Seine Stowers

Personal information
- Nationality: Samoan
- Born: 30 April 2008 (age 18)
- Home town: Tuana'imato, Samoa

Sport
- Sport: Weightlifting

Medal record
Women's weightlifting
Representing Samoa
Commonwealth Games
| Gold medal – first place | 2026 Glasgow | +77 kg |
Youth World Championships
| Silver medal – second place | 2025 Lima | 76 kg |

= Seine Stowers =

Samoan weightlifter (born 2008)

Seine Stowers (born 30 April 2008) is a Samoan weightlifter. She is a junior world record holder. She was a gold medal at the 2026 Commonwealth Games, setting a new Games record in the 77kg division.

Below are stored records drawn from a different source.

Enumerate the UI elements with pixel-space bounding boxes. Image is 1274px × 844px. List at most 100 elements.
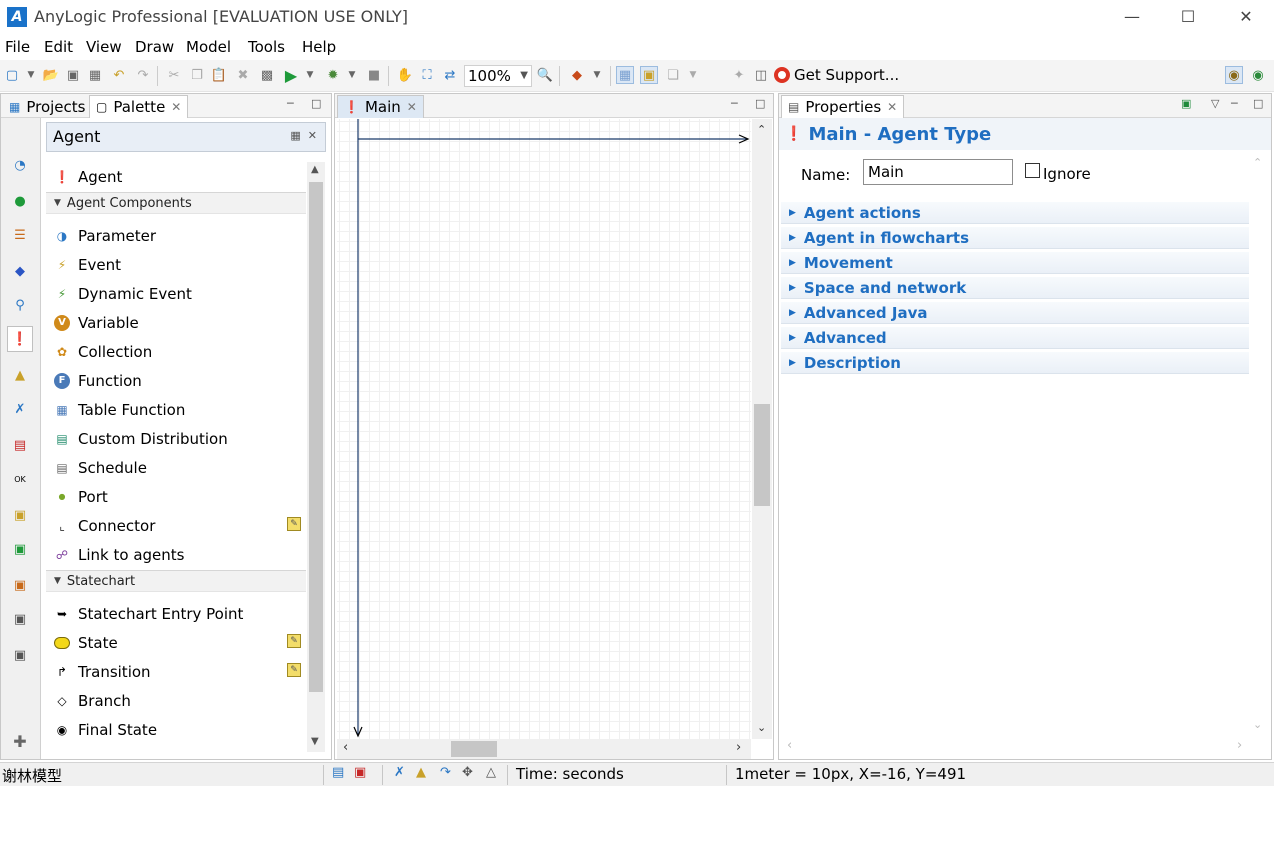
properties-scroll-left-icon[interactable]: ‹ bbox=[787, 738, 792, 753]
section-agent-actions[interactable]: ▶ Agent actions bbox=[781, 202, 1249, 224]
canvas-scroll-right-icon[interactable]: › bbox=[736, 740, 741, 755]
properties-scroll-down-icon[interactable]: ⌄ bbox=[1253, 718, 1262, 731]
palette-scrollbar[interactable]: ▲ ▼ bbox=[307, 162, 325, 752]
grid-toggle-icon[interactable]: ▦ bbox=[616, 66, 634, 84]
minimize-properties-icon[interactable]: ─ bbox=[1231, 97, 1238, 110]
snap-icon[interactable]: ▣ bbox=[640, 66, 658, 84]
palette-cat-markup-icon[interactable]: ▣ bbox=[7, 642, 33, 668]
palette-cat-analysis-icon[interactable]: ▤ bbox=[7, 432, 33, 458]
palette-cat-agent-icon[interactable]: ❗ bbox=[7, 326, 33, 352]
section-advanced[interactable]: ▶ Advanced bbox=[781, 327, 1249, 349]
palette-scroll-thumb[interactable] bbox=[309, 182, 323, 692]
palette-section-agent-components[interactable]: ▼ Agent Components bbox=[46, 192, 306, 214]
section-agent-in-flowcharts[interactable]: ▶ Agent in flowcharts bbox=[781, 227, 1249, 249]
palette-cat-presentation-icon[interactable]: ▲ bbox=[7, 362, 33, 388]
palette-cat-fluid-icon[interactable]: ◆ bbox=[7, 258, 33, 284]
canvas-scroll-down-icon[interactable]: ⌄ bbox=[757, 721, 766, 734]
ignore-checkbox[interactable] bbox=[1025, 163, 1040, 178]
palette-item-state[interactable]: State bbox=[46, 628, 306, 657]
palette-item-table-function[interactable]: ▦ Table Function bbox=[46, 395, 306, 424]
cut-icon[interactable]: ✂ bbox=[165, 66, 183, 84]
zoom-dropdown-icon[interactable]: ▼ bbox=[520, 66, 528, 86]
palette-item-branch[interactable]: ◇ Branch bbox=[46, 686, 306, 715]
status-problems-icon[interactable]: ▣ bbox=[354, 765, 366, 780]
zoom-combobox[interactable]: 100% ▼ bbox=[464, 65, 532, 87]
section-advanced-java[interactable]: ▶ Advanced Java bbox=[781, 302, 1249, 324]
palette-section-statechart[interactable]: ▼ Statechart bbox=[46, 570, 306, 592]
section-space-and-network[interactable]: ▶ Space and network bbox=[781, 277, 1249, 299]
palette-item-port[interactable]: ● Port bbox=[46, 482, 306, 511]
status-space-icon[interactable]: ✗ bbox=[394, 765, 405, 780]
palette-cat-space-icon[interactable]: ✗ bbox=[7, 396, 33, 422]
arrange-icon[interactable]: ❏ bbox=[664, 66, 682, 84]
close-main-tab-icon[interactable]: ✕ bbox=[407, 100, 417, 114]
zoom-fit-icon[interactable]: ⛶ bbox=[418, 66, 436, 84]
palette-item-statechart-entry-point[interactable]: ➥ Statechart Entry Point bbox=[46, 599, 306, 628]
canvas-vscroll-thumb[interactable] bbox=[754, 404, 770, 506]
menu-help[interactable]: Help bbox=[302, 38, 336, 56]
minimize-panel-icon[interactable]: ─ bbox=[287, 97, 294, 110]
section-description[interactable]: ▶ Description bbox=[781, 352, 1249, 374]
run-icon[interactable]: ▶ bbox=[282, 66, 300, 85]
save-icon[interactable]: ▣ bbox=[64, 66, 82, 84]
palette-item-collection[interactable]: ✿ Collection bbox=[46, 337, 306, 366]
redo-icon[interactable]: ↷ bbox=[134, 66, 152, 84]
copy-icon[interactable]: ❐ bbox=[188, 66, 206, 84]
debug-icon[interactable]: ✹ bbox=[324, 66, 342, 84]
properties-scroll-right-icon[interactable]: › bbox=[1237, 738, 1242, 753]
close-properties-tab-icon[interactable]: ✕ bbox=[887, 100, 897, 114]
canvas-scroll-up-icon[interactable]: ⌃ bbox=[757, 123, 766, 136]
palette-header-actions[interactable]: ▦ ✕ bbox=[290, 129, 317, 142]
get-support-button[interactable]: Get Support... bbox=[774, 66, 899, 84]
debug-dropdown-icon[interactable]: ▼ bbox=[343, 66, 361, 84]
menu-file[interactable]: File bbox=[5, 38, 30, 56]
palette-item-link-to-agents[interactable]: ☍ Link to agents bbox=[46, 540, 306, 569]
palette-item-final-state[interactable]: ◉ Final State bbox=[46, 715, 306, 744]
menu-model[interactable]: Model bbox=[186, 38, 231, 56]
menu-edit[interactable]: Edit bbox=[44, 38, 73, 56]
transition-edit-icon[interactable]: ✎ bbox=[287, 663, 301, 677]
palette-cat-rail-icon[interactable]: ☰ bbox=[7, 222, 33, 248]
palette-cat-sd-icon[interactable]: ▣ bbox=[7, 536, 33, 562]
tab-projects[interactable]: ▦ Projects bbox=[3, 95, 91, 118]
properties-view-menu-icon[interactable]: ▽ bbox=[1211, 97, 1219, 110]
build-icon[interactable]: ▩ bbox=[258, 66, 276, 84]
arrange-dropdown-icon[interactable]: ▼ bbox=[684, 66, 702, 84]
export-icon[interactable]: ◫ bbox=[752, 66, 770, 84]
tab-palette[interactable]: ▢ Palette ✕ bbox=[89, 95, 189, 118]
close-palette-tab-icon[interactable]: ✕ bbox=[171, 100, 181, 114]
name-input[interactable]: Main bbox=[863, 159, 1013, 185]
tab-properties[interactable]: ▤ Properties ✕ bbox=[781, 95, 905, 118]
maximize-properties-icon[interactable]: □ bbox=[1253, 97, 1263, 110]
palette-cat-3d-icon[interactable]: ▣ bbox=[7, 606, 33, 632]
palette-item-parameter[interactable]: ◑ Parameter bbox=[46, 221, 306, 250]
zoom-in-icon[interactable]: 🔍 bbox=[536, 66, 554, 84]
minimize-editor-icon[interactable]: ─ bbox=[731, 97, 738, 110]
palette-cat-road-icon[interactable]: ⚲ bbox=[7, 292, 33, 318]
palette-cat-connectivity-icon[interactable]: ▣ bbox=[7, 502, 33, 528]
pan-icon[interactable]: ✋ bbox=[396, 66, 414, 84]
delete-icon[interactable]: ✖ bbox=[234, 66, 252, 84]
minimize-button[interactable]: — bbox=[1109, 2, 1155, 32]
maximize-editor-icon[interactable]: □ bbox=[755, 97, 765, 110]
scroll-down-icon[interactable]: ▼ bbox=[311, 736, 319, 747]
maximize-button[interactable]: ☐ bbox=[1165, 2, 1211, 32]
canvas-horizontal-scrollbar[interactable]: ‹ › bbox=[337, 739, 751, 759]
run-dropdown-icon[interactable]: ▼ bbox=[301, 66, 319, 84]
undo-icon[interactable]: ↶ bbox=[110, 66, 128, 84]
palette-item-custom-distribution[interactable]: ▤ Custom Distribution bbox=[46, 424, 306, 453]
palette-item-dynamic-event[interactable]: ⚡ Dynamic Event bbox=[46, 279, 306, 308]
palette-item-transition[interactable]: ↱ Transition bbox=[46, 657, 306, 686]
properties-scroll-up-icon[interactable]: ⌃ bbox=[1253, 156, 1262, 169]
new-model-icon[interactable]: ▢ bbox=[3, 66, 21, 84]
palette-cat-pictures-icon[interactable]: ▣ bbox=[7, 572, 33, 598]
palette-item-agent[interactable]: ❗ Agent bbox=[46, 162, 306, 191]
perspective-icon[interactable]: ◉ bbox=[1225, 66, 1243, 84]
stop-icon[interactable]: ■ bbox=[365, 66, 383, 84]
maximize-panel-icon[interactable]: □ bbox=[311, 97, 321, 110]
open-icon[interactable]: 📂 bbox=[42, 66, 60, 84]
wand-icon[interactable]: ✦ bbox=[730, 66, 748, 84]
status-measure-icon[interactable]: △ bbox=[486, 765, 496, 780]
status-move-icon[interactable]: ✥ bbox=[462, 765, 473, 780]
tab-main[interactable]: ❗ Main ✕ bbox=[337, 95, 424, 118]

==Early and personal life==
Based in Tuana'imato, she trains in Apia at the Oceania Weightlifting Institute. The seventh of eight children, she has weightlifting in her family; her older sister Feagaiga Stowers won a Commonwealth Games gold medal in 2018.

==Career==
In 2025, at the age of 17 years old, Stowers became the first Samoan in an Olympic sport to set three world youth records as she won three gold medals at the Australian Championships, held in Melbourne in the 77kg division. Stowers broke the snatch record with 107kg, and the Clean and Jerk world youth record with a total of 137kg. At the 2025 Oceania Championship, she won two gold medals and set three Oceania youth records and three Oceania junior records. At the 2025 Pacific Mini Games in Palau, Stowers won three gold medals in the women’s 77kg category, and set 3 new Oceania records and 3 Pacific games records. She also won two silver medals and a bronze medal at the 2025 World Youth and Junior Weightlifting Championships in Lima, Peru, in the 76kg category. She also won a gold medal at the 2025 Commonwealth Weightlifting Championships in Ahmedabad, India.

Stowers won four gold medals at the 2026 Universal Weightlifting Championship in Samoa. Competing in the women's 77kg she lifted 142kg in the clean and jerk, a new junior world record, and 112kg in the snatch, also a new junior world record.

Stowers was selected to represent Samoa at the 2026 Commonwealth Games in Glasgow, Scotland, winning the gold
medal in the 77 kg category, breaking the Commonwealth Games snatch record for the weight class with a lift of 107kg as well as a new Commonwealth Games total record of 237kg after the clean and jerk.